Settlement by Germanic peoples followed the Roman occupation. According to the Anglo-Saxon historian Bede, the Island was settled by Jutes. Bede also tells us that the Island was the last province of Britain to be converted to Christianity, and that this was achieved through conquest by the West Sussex King Cadwalla in 686. Pre-Christian Jutish cemeteries on Chessell and Bowcombe Downs, excavated in the 19th century, yielded finds of weapons and jewellery. Surprisingly, no archaeological evidence of occupation by the Vikings has yet been found on the Island, although they used the Island as a base camp during the late 10th and early 11th century.

Medieval Realms

The Norman Conquest gave the Island its most impressive medieval building -Carisbrooke Castle, which still survives as a good example of a medieval castle. After the conquest, William gave the Lordship of the Island to his relative William FitzOsbern. FitzOsbern began the building of a castle at Carisbrooke on an easily defended site in the centre of the Island. It was a symbol of Norman authority and a stronghold from which the potentially hostile population of the Island could be controlled. The Lordship was hereditary and the castle remained in private hands until 1293, when Countess Isabella de Fortibus, the last survivor of the De Redvers family, was persuaded on her death bed to sell the castle, together with all her lands and rights on the Island, to King Edward I for £4,000.
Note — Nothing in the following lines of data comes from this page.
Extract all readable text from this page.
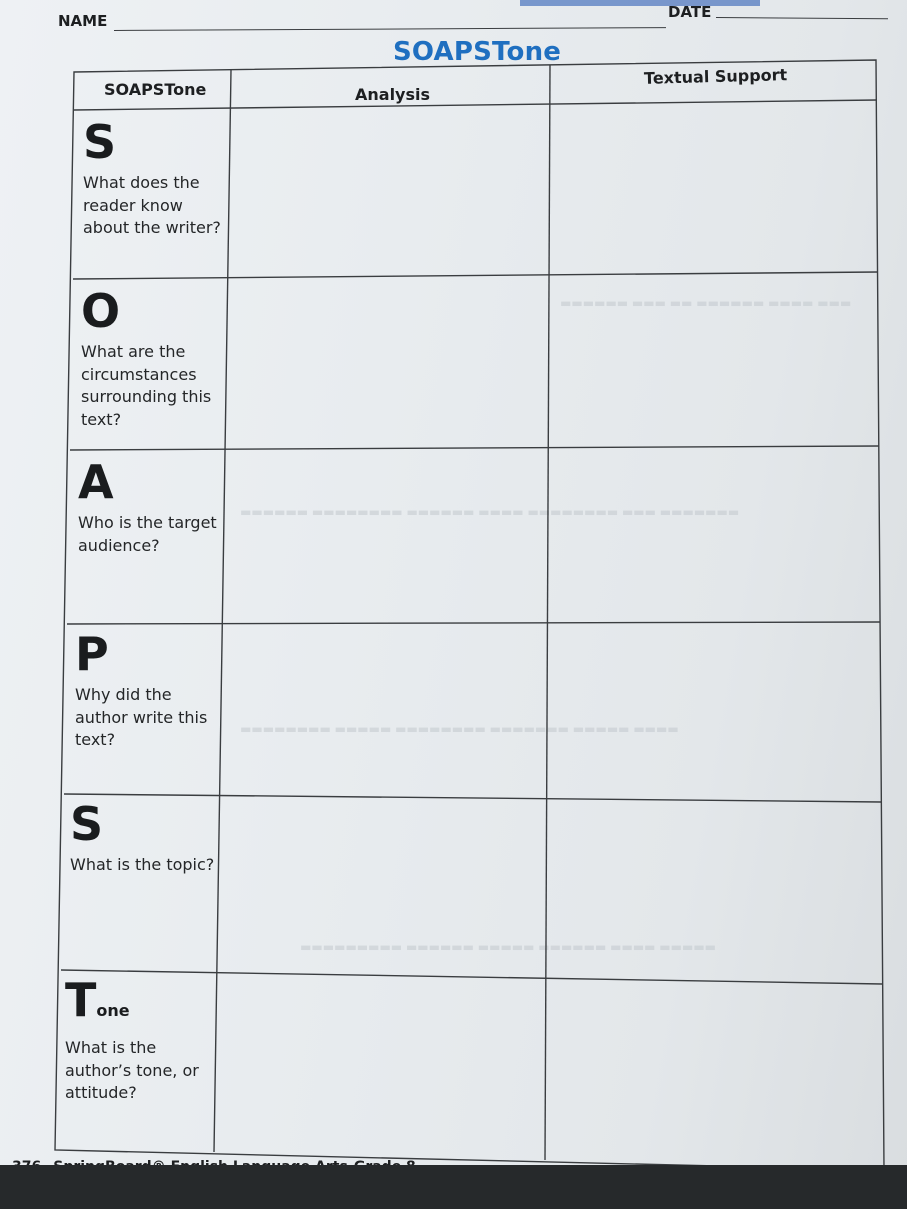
▬▬▬ ▬▬▬▬ ▬▬▬▬▬▬ ▬▬ ▬▬▬ ▬▬▬▬▬▬
▬▬▬▬▬▬▬ ▬▬▬ ▬▬▬▬▬▬▬▬ ▬▬▬▬ ▬▬▬▬▬▬ ▬▬▬▬▬▬▬▬ ▬▬▬▬▬▬
▬▬▬▬ ▬▬▬▬▬ ▬▬▬▬▬▬▬ ▬▬▬▬▬▬▬▬ ▬▬▬▬▬ ▬▬▬▬▬▬▬▬
▬▬▬▬▬ ▬▬▬▬ ▬▬▬▬▬▬ ▬▬▬▬▬ ▬▬▬▬▬▬ ▬▬▬▬▬▬▬▬▬
NAME	DATE
SOAPSTone
SOAPSTone	Analysis
Textual Support
S
What does the
reader know
about the writer?
O
What are the
circumstances
surrounding this
text?
A
Who is the target
audience?
P
Why did the
author write this
text?
S
What is the topic?
Tone
What is the
author’s tone, or
attitude?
This was a particularly significant purchase for the King, because it gave him more control over Island defence - an important issue since the Island was a target for French raids during the Hundred Years' War. Not that Carisbrooke was much help in this respect: being in the middle of the Island, away from the coast, its garrison could do nothing to prevent raids. In 1377, for example, a French raiding party was able to devastate Yarmouth, Newtown and Newport before laying siege to the castle. The siege was in fact unsuccessful: the French withdrew after their commander was killed by a crossbow bolt
shot from the Castle's west wall.

The Castle is now in the care of English Heritage. Its design is a typical Norman motte and bailey. The motte with its shell keep, the curtain wall, the gatehouse with drum towers and machicolation, the great hall, the two medieval wells: these features make Carisbrooke an excellent resource for a castle study. A model in the Castle Museum, showing the Castle as it may have looked in 1377, is also a useful resource for discussing evidence and change.

A contrast in size to the castle, a tiny medieval building stands on St Catherine's Hill above Blackgang, about 15 minutes' climb from the nearby car park. This is a medieval lighthouse known as the Pepperpot. Built by a local landowner, Walter de Godeton, after a notorious wreck in Chale Bay, it originally had a chapel attached to it where a priest said masses for the souls of those lost at sea. Unfortunately, the lighthouse was rarely useful, as low cloud over the hill frequently obscured the light.

Schools sometimes visit the small vilIage of Newtown for its nature reserve. It is also worth studying in itself for its evidence of its past as a thriving medieval town. The ancient street pattern still survives, several of the streets now represented by grassy lanes or narrow fields. The town was destroyed by the French in 1377.